Die provokante Fantasie, dass das Evolutionsroulette nur an einer anderen Stelle stehen bleiben hätte müssen, und der Affe wäre heute dem Menschen überlegen, war aber noch lange nicht alles, was dem Kino zum Verhältnis zwischen dem Primitiven und dem Zivilisierten eingefallen ist. 1975 sorgte der polnische Regie-Renegat Walerian Borowczyk mit seiner erotischen Fabel „La bête“ für einen Skandal: Eine junge Frau begegnet in ihren Träumen einem primatenähnlichen Biest, das mehrfach auf sie ejakuliert. Borowczyk schließt in seinem Film die menschliche Sexualität mit dem Primitiven zusammen, allerdings nicht als Albtraum, sondern als Vision von einer Befreiung aus den Zwängen der menschlichen Gesellschaft. Während die Mainstream-Kultur Primaten anthropomorphisiert und sie etwa dabei filmt, wie sie mit Menschen ins Kino gehen, graben viele Filme nach drastischeren Fantasien zum Verhältnis zwischen Mensch und Affe.


Die Rache der Kreatur.
In „Link, der Butler“ (1986) holt etwa ein Orang-Utan (der allerdings von einem Schimpansen dargestellt wird) nach 45-jähriger „Karriere“ als Hausdiener eines Wissenschaftlers kurz vor seiner Einschläferung zum Racheakt aus. Und der profunde Humanist George A. Romero stellt in seinem Thriller „Der Affe im Menschen“ (1988) einem querschnittsgelähmten Sportler einen Primaten zur Seite, der sich schließlich aufgrund von Eifersucht und Neid zum Mehrfachmörder entwickelt.

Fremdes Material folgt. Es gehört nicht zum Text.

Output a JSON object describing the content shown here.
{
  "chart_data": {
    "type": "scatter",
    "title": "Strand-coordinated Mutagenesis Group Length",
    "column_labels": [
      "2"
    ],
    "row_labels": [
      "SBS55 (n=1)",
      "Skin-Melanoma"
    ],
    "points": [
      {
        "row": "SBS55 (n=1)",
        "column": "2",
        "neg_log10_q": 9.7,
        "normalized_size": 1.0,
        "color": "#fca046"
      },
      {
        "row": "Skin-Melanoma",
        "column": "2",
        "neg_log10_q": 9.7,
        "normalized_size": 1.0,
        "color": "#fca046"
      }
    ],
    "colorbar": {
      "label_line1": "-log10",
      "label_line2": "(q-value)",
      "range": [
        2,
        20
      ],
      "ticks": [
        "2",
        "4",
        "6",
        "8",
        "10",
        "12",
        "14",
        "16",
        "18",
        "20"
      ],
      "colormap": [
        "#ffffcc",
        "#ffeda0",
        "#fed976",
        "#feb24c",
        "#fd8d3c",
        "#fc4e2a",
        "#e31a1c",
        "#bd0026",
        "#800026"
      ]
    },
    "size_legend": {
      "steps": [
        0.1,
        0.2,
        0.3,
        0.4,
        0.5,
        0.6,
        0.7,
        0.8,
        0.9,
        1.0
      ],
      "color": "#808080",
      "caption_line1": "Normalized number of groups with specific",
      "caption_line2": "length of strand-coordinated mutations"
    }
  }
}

Der Affe im Kino ist ein Sinnbild für das Primitive im Menschen. Er agiert jene sexuellen und gewalttätigen Triebe aus, die bei uns begraben liegen unter Tonnen von Zivilisationsschminke. Er ist Monstrum und Erlöser gleichermaßen. Erst, wenn man ihm tief in die Augen schaut, weiß man, dass es um einen selbst geht, dass man in einen Spiegel blickt. Wie auch Charlton Heston erkennen muss, dass der „Planet der Affen“ nicht irgendwo in der Weite des Weltalls liegt, sondern er ihn gar nie verlassen hat. Er kannte ihn nur unter einem anderen Namen: Erde.